Chapter 11
第十一章
By Kiran PV
作者:Kiran PV,译者:Chang
This chapter covers more advanced statistical concepts than some of the others but we wanted to include a brief introduction to data transformations in case you encounter them. If you need to do your own transformation, check out the resources in our Appendix for additional tips.
本章相对其他几章来说,涵盖了一些比较高级的统计概念,但我们还是想要简单介绍一下数据转换,以便大家碰到数据转换的时候觉得不陌生。附录中有更多的数据转换小技巧可供参考。
When you take a digital photo, sometimes the picture comes out in a way that makes certain features hard to see. Maybe the colors are too dark or too light, the photo is blurry, or the objects in the image are too small and you want to zoom in on them. You can pop the photo into something like Instagram or Photoshop, tweak it, apply a filter or two, and transform the picture so it’s much clearer and easier to understand.
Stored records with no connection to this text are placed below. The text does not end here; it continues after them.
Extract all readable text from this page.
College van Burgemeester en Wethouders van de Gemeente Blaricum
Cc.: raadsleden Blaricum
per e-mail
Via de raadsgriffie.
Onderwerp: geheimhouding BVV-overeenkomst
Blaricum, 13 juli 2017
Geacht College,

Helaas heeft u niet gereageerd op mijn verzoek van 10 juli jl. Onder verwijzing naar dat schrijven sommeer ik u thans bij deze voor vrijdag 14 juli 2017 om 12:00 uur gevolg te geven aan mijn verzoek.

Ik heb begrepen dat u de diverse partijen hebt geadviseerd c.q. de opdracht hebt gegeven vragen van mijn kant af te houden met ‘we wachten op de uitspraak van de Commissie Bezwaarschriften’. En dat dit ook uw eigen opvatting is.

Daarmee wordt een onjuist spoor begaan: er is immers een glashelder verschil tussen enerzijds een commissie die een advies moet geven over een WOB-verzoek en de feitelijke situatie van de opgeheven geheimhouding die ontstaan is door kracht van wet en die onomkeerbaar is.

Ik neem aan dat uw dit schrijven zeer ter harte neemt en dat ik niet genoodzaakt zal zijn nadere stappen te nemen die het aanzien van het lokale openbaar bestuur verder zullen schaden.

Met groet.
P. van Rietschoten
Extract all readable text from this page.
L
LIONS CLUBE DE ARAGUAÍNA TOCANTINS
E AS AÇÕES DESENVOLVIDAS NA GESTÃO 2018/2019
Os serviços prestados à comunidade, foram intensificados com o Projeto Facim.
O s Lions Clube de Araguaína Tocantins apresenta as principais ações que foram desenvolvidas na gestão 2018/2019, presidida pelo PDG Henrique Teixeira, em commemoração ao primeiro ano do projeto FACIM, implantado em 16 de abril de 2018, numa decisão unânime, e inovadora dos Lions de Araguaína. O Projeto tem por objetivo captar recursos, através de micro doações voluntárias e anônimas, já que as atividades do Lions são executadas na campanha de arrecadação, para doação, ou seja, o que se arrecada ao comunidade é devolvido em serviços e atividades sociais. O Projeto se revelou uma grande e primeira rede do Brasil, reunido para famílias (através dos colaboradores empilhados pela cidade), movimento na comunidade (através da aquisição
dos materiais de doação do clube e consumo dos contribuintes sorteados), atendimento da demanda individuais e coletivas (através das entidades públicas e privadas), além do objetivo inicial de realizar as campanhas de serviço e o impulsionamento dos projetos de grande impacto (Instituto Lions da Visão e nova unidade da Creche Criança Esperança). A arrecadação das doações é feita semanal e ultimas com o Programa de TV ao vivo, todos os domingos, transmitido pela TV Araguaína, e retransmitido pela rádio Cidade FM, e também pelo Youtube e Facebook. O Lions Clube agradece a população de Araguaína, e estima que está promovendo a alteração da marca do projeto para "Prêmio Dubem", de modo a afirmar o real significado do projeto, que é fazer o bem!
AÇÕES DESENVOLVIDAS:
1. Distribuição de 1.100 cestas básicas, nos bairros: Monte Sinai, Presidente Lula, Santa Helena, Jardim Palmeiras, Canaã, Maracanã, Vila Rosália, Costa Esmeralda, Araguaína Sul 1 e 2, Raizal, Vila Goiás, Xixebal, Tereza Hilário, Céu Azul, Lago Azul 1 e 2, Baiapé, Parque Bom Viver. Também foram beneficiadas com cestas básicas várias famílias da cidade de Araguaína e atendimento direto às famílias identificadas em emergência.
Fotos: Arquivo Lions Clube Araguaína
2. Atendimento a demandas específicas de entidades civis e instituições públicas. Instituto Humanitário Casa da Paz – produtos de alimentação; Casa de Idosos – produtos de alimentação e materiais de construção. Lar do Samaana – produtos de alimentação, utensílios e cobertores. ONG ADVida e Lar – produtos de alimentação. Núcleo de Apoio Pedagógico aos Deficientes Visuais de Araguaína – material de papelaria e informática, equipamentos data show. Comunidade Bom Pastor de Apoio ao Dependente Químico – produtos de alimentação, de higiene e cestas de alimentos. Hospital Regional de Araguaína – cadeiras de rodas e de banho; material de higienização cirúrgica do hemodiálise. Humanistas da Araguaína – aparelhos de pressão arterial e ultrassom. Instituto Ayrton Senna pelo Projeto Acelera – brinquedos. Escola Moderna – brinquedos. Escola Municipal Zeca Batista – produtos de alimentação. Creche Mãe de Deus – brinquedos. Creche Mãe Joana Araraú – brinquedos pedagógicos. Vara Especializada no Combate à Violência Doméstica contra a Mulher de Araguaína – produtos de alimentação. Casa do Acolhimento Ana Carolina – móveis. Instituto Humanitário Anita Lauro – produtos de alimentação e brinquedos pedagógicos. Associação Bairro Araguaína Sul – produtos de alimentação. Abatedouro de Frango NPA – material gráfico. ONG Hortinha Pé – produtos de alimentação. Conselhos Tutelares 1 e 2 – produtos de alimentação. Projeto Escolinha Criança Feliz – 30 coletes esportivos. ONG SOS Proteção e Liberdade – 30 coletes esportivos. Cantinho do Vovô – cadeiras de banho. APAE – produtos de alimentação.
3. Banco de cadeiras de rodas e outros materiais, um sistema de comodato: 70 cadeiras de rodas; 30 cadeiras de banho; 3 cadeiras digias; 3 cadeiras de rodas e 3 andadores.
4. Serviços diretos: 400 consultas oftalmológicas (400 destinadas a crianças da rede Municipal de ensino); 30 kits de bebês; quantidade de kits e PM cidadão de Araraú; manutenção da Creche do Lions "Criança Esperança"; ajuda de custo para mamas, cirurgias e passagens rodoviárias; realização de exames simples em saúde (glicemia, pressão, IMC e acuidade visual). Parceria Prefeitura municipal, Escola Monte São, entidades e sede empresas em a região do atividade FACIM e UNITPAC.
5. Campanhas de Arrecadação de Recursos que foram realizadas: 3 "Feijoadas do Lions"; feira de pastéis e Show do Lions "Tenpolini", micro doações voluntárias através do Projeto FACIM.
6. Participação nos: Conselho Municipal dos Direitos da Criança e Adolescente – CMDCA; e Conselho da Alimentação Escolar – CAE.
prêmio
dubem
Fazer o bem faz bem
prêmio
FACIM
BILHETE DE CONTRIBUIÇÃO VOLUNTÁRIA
我们都有过拍数码照片的经验,有时很难从拍出的照片中看到某些特定的特征。有可能是色彩太暗或者太亮、照片是模糊的、或者照片里的物体太小,需要放大一下才能看清楚。我们可以把照片放到Instagram或者Photoshop进行微调、用一两个滤镜处理一下、再做一下转换,这样可以使照片更清楚、更容易理解。
Sometimes we need to transform data, too. You might get a set of data where, if you visualize it as is, there will be parts that are difficult to see. Also, if you’re going to do statistical testing of your data, many common tests make specific assumptions about the distribution of the data (e.g. that the data are normally distributed). In the real world, we often come across data that don’t meet these assumptions. Data transformations are one way to handle both of these problems. Here, we’ll talk about some of the more common transformations so that when you encounter these terms in the future you’ll have an idea what was done to the data.
有时我们也需要对数据进行转换。我们可能有这样一组数据,如果不作任何处理直接可视化,有些部分很难看清。同时,如果要对数据进行统计检验的话,很多常用的检验方法都会假设数据服从某种特定的分布(比如正态分布)。然而在实际生活中,我们经常碰到不满足这些假设的数据。数据转换可以同时解决上述两种问题。本章中我们会介绍一些比较常见的转换方法,这样读者在后面碰到相关术语的时候,可以对相应的数据处理方式有一个基本的了解。
Data transformations are one of the common manipulation procedures which can reveal features hidden in the data that are not observable in their original form. We can transform the distribution of data to make it easier to see and so that any required assumptions of statistical tests are met. We usually do this by replacing one variable with a mathematical function operating on that variable. For example, you could replace a variable x by the logarithm of x or by square root of x.
数据转换是常见的数据处理方法之一。通过数据转换可以揭示数据中的隐藏特性,这些隐藏特性在数据的原始形态下是没办法观察到的。我们可以对数据的分布进行转换,使其更易于观察,并满足统计检验所需要的所有假设。常用的数据转换方式是变量代换,即用变量的数学函数来替换变量。如,我们可以用变量x的对数或者平方根来替换x.
Never perform the transform directly on your original data! Either create an additional column to hold the new values for each variable you’re transforming or make a copy of your entire dataset.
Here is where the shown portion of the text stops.